За изгородью спряталось солнце. Через несколько минут мы уже сидели на скамейке и разговаривали. Мимо нашей скамейки медленно и значительно проплыл Казаринов.

‒ Времени нет, ‒ задумчиво говорил Митя, ‒ время ‒ это иллюзия. Это то, что мешает нам соприкасаться с вечностью.

Мимо нас снова проплыл Казаринов. Митя взглянул на часы и встал, виновато улыбаясь.
‒ Ну, мне пора, ‒ сказал он, разводя руками. Мы кивнули...

Страшно подумать, что нет уже того времени, далекого, легкого, как и не будет этих часов с их ароматом выздоровления и надежды».

3


Оглядываясь на нашу затерянную во Вселенной планету, окидывая ангельским взором всех живших и живущих на ней, птиц, зверей, людей и насекомых, подавленные и оглушенные своей ничтожностью, мы спрашиваем: а может ли человек когда-либо преодолеть это ничтожество, может ли он стать равновеликим, если не Космосу, то хотя бы самому себе?

Мудрецы древности единодушно утверждали: некоторые люди могут ‒ при посредстве и с помощью Бога, который живет в них самих и к которому им нужно прикоснуться. Этот Бог есть их собственное «Я», которое им ближе всего, но с которым обычный человек не имеет никакого касательства.

Лишь при редчайшем совпадении обстоятельств и при величайшем напряжении воли такой человек пробивается к своему внутреннему Богу и начинает говорить голосом своего собственного «Я». И тогда рождается Поэт, Музыкант, Мыслитель, Святой, Пророк или Мессия, который больше не принадлежит топчущему эту Землю стаду, но становится существом иной природы, о котором люди создают мифы и рассказывают сказки, сами в них не веря.

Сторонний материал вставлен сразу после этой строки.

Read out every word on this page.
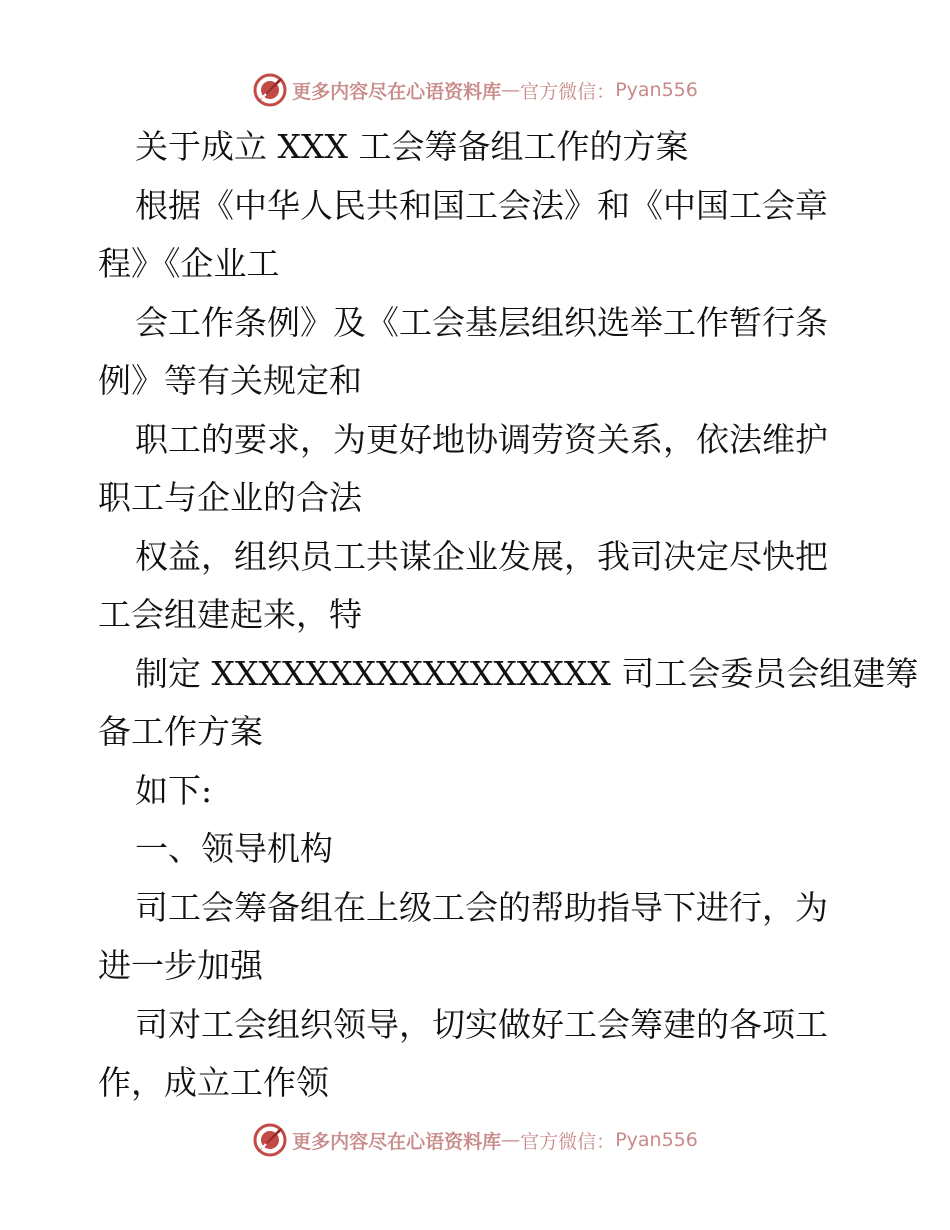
更多内容尽在心语资料库 — 官方微信： Pyan556
关于成立 XXX 工会筹备组工作的方案
根据《中华人民共和国工会法》和《中国工会章
程》《企业工
会工作条例》及《工会基层组织选举工作暂行条
例》等有关规定和
职工的要求，为更好地协调劳资关系，依法维护
职工与企业的合法
权益，组织员工共谋企业发展，我司决定尽快把
工会组建起来，特
制定 XXXXXXXXXXXXXXXXX 司工会委员会组建筹
备工作方案
如下:
一、领导机构
司工会筹备组在上级工会的帮助指导下进行，为
进一步加强
司对工会组织领导，切实做好工会筹建的各项工
作，成立工作领
更多内容尽在心语资料库 — 官方微信： Pyan556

Этим сказкам верят человеческие дети до той поры, пока взрослые не убьют в них их редкий шанс на прозрение.

Но бывает, что некоторым из этих пока еще не убитых детей удается пройти через все препоны и донести до нас две-три песни неотсюда, а потом уйти, оставив после себя недоуменных свидетелей произошедшего чуда.

Таким был Леонид Аронзон, которого мне не довелось встретить при жизни и который писал такие стихи:

Любовь моя, спи, золотко мое,

вся кожею атласною одета.

Мне кажется, что мы встречались где-то:

мне так знаком сосок твой и белье.


О, как к лицу! о, как тебе! о, как идет!

весь этот день, весь этот Бах, все тело это!

и этот день, и этот Бах, и самолет,

летящий там, летящий здесь, летящий где-то!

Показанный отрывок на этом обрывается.